News & Events
By 2050, the global population will reach 9.6 billion people. To feed an increasingly affluent global population, we will need 70% more food production and doubling of inputs, available water, and arable land, which will increasingly come at the expense of natural systems. This is made more complicated as the planet itself is undergoing vast biological and physical changes due to climate change and environmental degradation. These changes have profound consequences for food security, water availability, and global health.
Yet, despite billions of dollars spent on conservation and development efforts, our solutions continue to be incremental while the challenges increase exponentially. Some of the world’s most critical species are in danger of extinction due to habitat loss, invasive species, exploitation and wildlife trafficking, and global climate change. Conservation research or practice in its current form is not nearly fast or effective enough. Similarly, development efforts require us to rethink the entire model of how we provide meat, dairy, refrigeration, and air conditioning to the new middle classes emerging out of the bottom billions. We also need to confront an exponentially growing gap between those connected to knowledge and resources, and those who are not.
Innovation and Entrepreneurship for Conservation & Development will focus on understanding the current problem sets in conservation and development, rethinking assumptions about how to address them, and looking at real case examples of how entrepreneurs and innovators have taken novel approaches to address them. Students will learn ways to harness the unprecedented acceleration and democratization of science, technology, and connectivity, and innovative financial approaches, to address global challenges. The course is team-oriented.
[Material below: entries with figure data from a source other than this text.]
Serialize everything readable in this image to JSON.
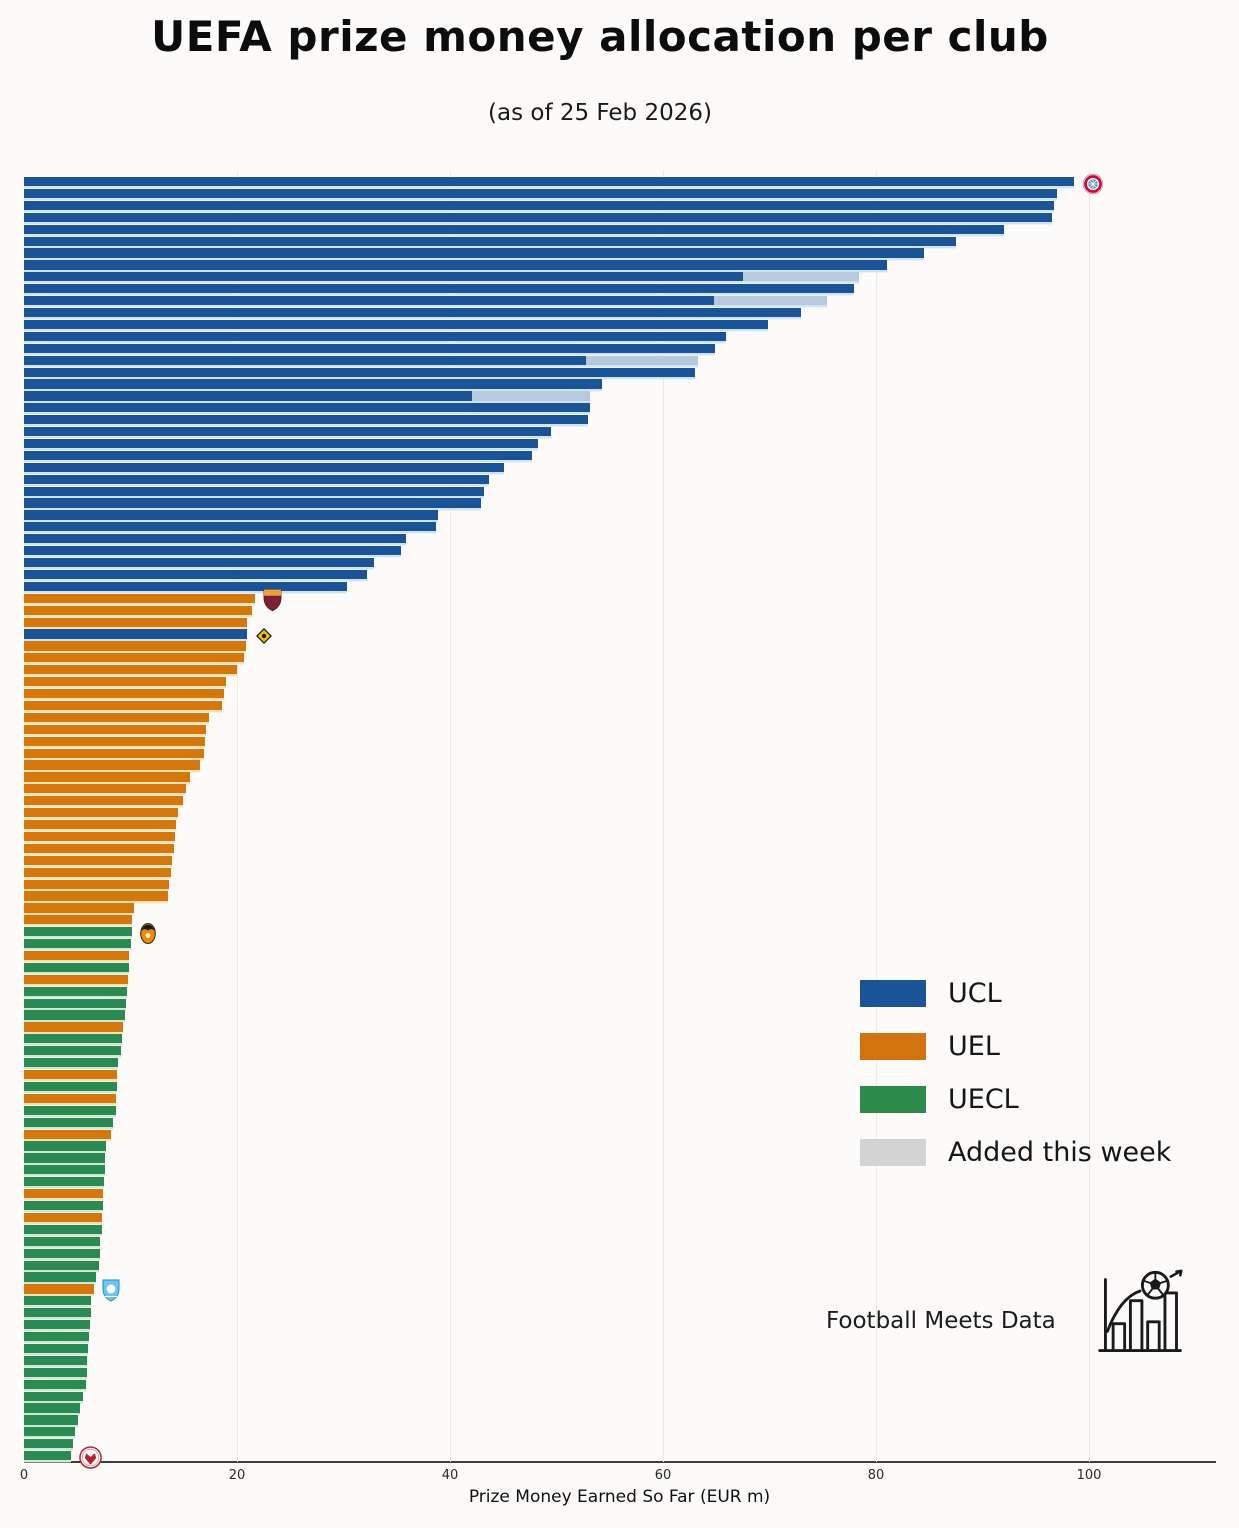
{
  "title": "UEFA prize money allocation per club",
  "subtitle": "(as of 25 Feb 2026)",
  "branding": {
    "name": "Football Meets Data",
    "logo_icon": "bar-chart-football-arrow-icon"
  },
  "chart_data": {
    "type": "bar",
    "orientation": "horizontal",
    "title": "UEFA prize money allocation per club",
    "subtitle": "(as of 25 Feb 2026)",
    "xlabel": "Prize Money Earned So Far (EUR m)",
    "x_ticks": [
      0,
      20,
      40,
      60,
      80,
      100
    ],
    "xlim": [
      0,
      112
    ],
    "grid": "vertical-faint",
    "legend_position": "right-middle",
    "legend": [
      {
        "label": "UCL",
        "color": "#1a5396"
      },
      {
        "label": "UEL",
        "color": "#d2730e"
      },
      {
        "label": "UECL",
        "color": "#2c8a4b"
      },
      {
        "label": "Added this week",
        "color": "#d3d3d3"
      }
    ],
    "colors": {
      "UCL": "#1a5396",
      "UEL": "#d4780e",
      "UECL": "#2a8a52",
      "added_segment": "#b7c9dd",
      "added_legend": "#d3d3d3"
    },
    "separator_tints": {
      "UCL": "#cfe3f5",
      "UEL": "#f2e2b8",
      "UECL": "#cfe9d6"
    },
    "logo_icons": [
      "bayern-crest",
      "roma-crest",
      "kairat-crest",
      "shakhtar-crest",
      "malmo-crest",
      "red-white-crest"
    ],
    "bars": [
      {
        "competition": "UCL",
        "value": 98.6,
        "logo": "bayern-crest"
      },
      {
        "competition": "UCL",
        "value": 97.0
      },
      {
        "competition": "UCL",
        "value": 96.7
      },
      {
        "competition": "UCL",
        "value": 96.5
      },
      {
        "competition": "UCL",
        "value": 92.0
      },
      {
        "competition": "UCL",
        "value": 87.5
      },
      {
        "competition": "UCL",
        "value": 84.5
      },
      {
        "competition": "UCL",
        "value": 81.0
      },
      {
        "competition": "UCL",
        "value": 67.5,
        "added": 10.9
      },
      {
        "competition": "UCL",
        "value": 77.9
      },
      {
        "competition": "UCL",
        "value": 64.8,
        "added": 10.6
      },
      {
        "competition": "UCL",
        "value": 73.0
      },
      {
        "competition": "UCL",
        "value": 69.9
      },
      {
        "competition": "UCL",
        "value": 65.9
      },
      {
        "competition": "UCL",
        "value": 64.9
      },
      {
        "competition": "UCL",
        "value": 52.8,
        "added": 10.5
      },
      {
        "competition": "UCL",
        "value": 63.0
      },
      {
        "competition": "UCL",
        "value": 54.3
      },
      {
        "competition": "UCL",
        "value": 42.1,
        "added": 11.0
      },
      {
        "competition": "UCL",
        "value": 53.1
      },
      {
        "competition": "UCL",
        "value": 53.0
      },
      {
        "competition": "UCL",
        "value": 49.5
      },
      {
        "competition": "UCL",
        "value": 48.3
      },
      {
        "competition": "UCL",
        "value": 47.7
      },
      {
        "competition": "UCL",
        "value": 45.1
      },
      {
        "competition": "UCL",
        "value": 43.7
      },
      {
        "competition": "UCL",
        "value": 43.2
      },
      {
        "competition": "UCL",
        "value": 42.9
      },
      {
        "competition": "UCL",
        "value": 38.9
      },
      {
        "competition": "UCL",
        "value": 38.7
      },
      {
        "competition": "UCL",
        "value": 35.9
      },
      {
        "competition": "UCL",
        "value": 35.4
      },
      {
        "competition": "UCL",
        "value": 32.9
      },
      {
        "competition": "UCL",
        "value": 32.2
      },
      {
        "competition": "UCL",
        "value": 30.3
      },
      {
        "competition": "UEL",
        "value": 21.7,
        "logo": "roma-crest"
      },
      {
        "competition": "UEL",
        "value": 21.4
      },
      {
        "competition": "UEL",
        "value": 20.9
      },
      {
        "competition": "UCL",
        "value": 20.9,
        "logo": "kairat-crest"
      },
      {
        "competition": "UEL",
        "value": 20.8
      },
      {
        "competition": "UEL",
        "value": 20.7
      },
      {
        "competition": "UEL",
        "value": 20.0
      },
      {
        "competition": "UEL",
        "value": 19.0
      },
      {
        "competition": "UEL",
        "value": 18.8
      },
      {
        "competition": "UEL",
        "value": 18.6
      },
      {
        "competition": "UEL",
        "value": 17.4
      },
      {
        "competition": "UEL",
        "value": 17.1
      },
      {
        "competition": "UEL",
        "value": 17.0
      },
      {
        "competition": "UEL",
        "value": 16.9
      },
      {
        "competition": "UEL",
        "value": 16.5
      },
      {
        "competition": "UEL",
        "value": 15.6
      },
      {
        "competition": "UEL",
        "value": 15.2
      },
      {
        "competition": "UEL",
        "value": 14.9
      },
      {
        "competition": "UEL",
        "value": 14.5
      },
      {
        "competition": "UEL",
        "value": 14.3
      },
      {
        "competition": "UEL",
        "value": 14.2
      },
      {
        "competition": "UEL",
        "value": 14.1
      },
      {
        "competition": "UEL",
        "value": 13.9
      },
      {
        "competition": "UEL",
        "value": 13.8
      },
      {
        "competition": "UEL",
        "value": 13.6
      },
      {
        "competition": "UEL",
        "value": 13.5
      },
      {
        "competition": "UEL",
        "value": 10.3
      },
      {
        "competition": "UEL",
        "value": 10.1
      },
      {
        "competition": "UECL",
        "value": 10.1,
        "logo": "shakhtar-crest"
      },
      {
        "competition": "UECL",
        "value": 10.0
      },
      {
        "competition": "UEL",
        "value": 9.9
      },
      {
        "competition": "UECL",
        "value": 9.9
      },
      {
        "competition": "UEL",
        "value": 9.8
      },
      {
        "competition": "UECL",
        "value": 9.7
      },
      {
        "competition": "UECL",
        "value": 9.6
      },
      {
        "competition": "UECL",
        "value": 9.5
      },
      {
        "competition": "UEL",
        "value": 9.3
      },
      {
        "competition": "UECL",
        "value": 9.2
      },
      {
        "competition": "UECL",
        "value": 9.1
      },
      {
        "competition": "UECL",
        "value": 8.8
      },
      {
        "competition": "UEL",
        "value": 8.7
      },
      {
        "competition": "UECL",
        "value": 8.7
      },
      {
        "competition": "UEL",
        "value": 8.6
      },
      {
        "competition": "UECL",
        "value": 8.6
      },
      {
        "competition": "UECL",
        "value": 8.4
      },
      {
        "competition": "UEL",
        "value": 8.2
      },
      {
        "competition": "UECL",
        "value": 7.7
      },
      {
        "competition": "UECL",
        "value": 7.6
      },
      {
        "competition": "UECL",
        "value": 7.6
      },
      {
        "competition": "UECL",
        "value": 7.5
      },
      {
        "competition": "UEL",
        "value": 7.4
      },
      {
        "competition": "UECL",
        "value": 7.4
      },
      {
        "competition": "UEL",
        "value": 7.3
      },
      {
        "competition": "UECL",
        "value": 7.3
      },
      {
        "competition": "UECL",
        "value": 7.1
      },
      {
        "competition": "UECL",
        "value": 7.1
      },
      {
        "competition": "UECL",
        "value": 7.0
      },
      {
        "competition": "UECL",
        "value": 6.8
      },
      {
        "competition": "UEL",
        "value": 6.6,
        "logo": "malmo-crest"
      },
      {
        "competition": "UECL",
        "value": 6.3
      },
      {
        "competition": "UECL",
        "value": 6.3
      },
      {
        "competition": "UECL",
        "value": 6.2
      },
      {
        "competition": "UECL",
        "value": 6.1
      },
      {
        "competition": "UECL",
        "value": 6.0
      },
      {
        "competition": "UECL",
        "value": 5.9
      },
      {
        "competition": "UECL",
        "value": 5.9
      },
      {
        "competition": "UECL",
        "value": 5.8
      },
      {
        "competition": "UECL",
        "value": 5.5
      },
      {
        "competition": "UECL",
        "value": 5.3
      },
      {
        "competition": "UECL",
        "value": 5.1
      },
      {
        "competition": "UECL",
        "value": 4.8
      },
      {
        "competition": "UECL",
        "value": 4.6
      },
      {
        "competition": "UECL",
        "value": 4.4,
        "logo": "red-white-crest"
      }
    ]
  }
}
After studying cases, student teams will propose their own startups to address global challenges, which will be presented before a panel of VCs and foundation officers.
Alex Dehgan, the former Chief Scientist of the US Agency for International Development, and helped create the first national park in Afghanistan, will teach the course based on his expertise and work as the first Chief Scientist in two decades at USAID. Admission is by consent only, after providing the instructor with justification for participation. This will be a one-time only course at the University. The course will be open to professional students across the university, as well as Trinity seniors and juniors.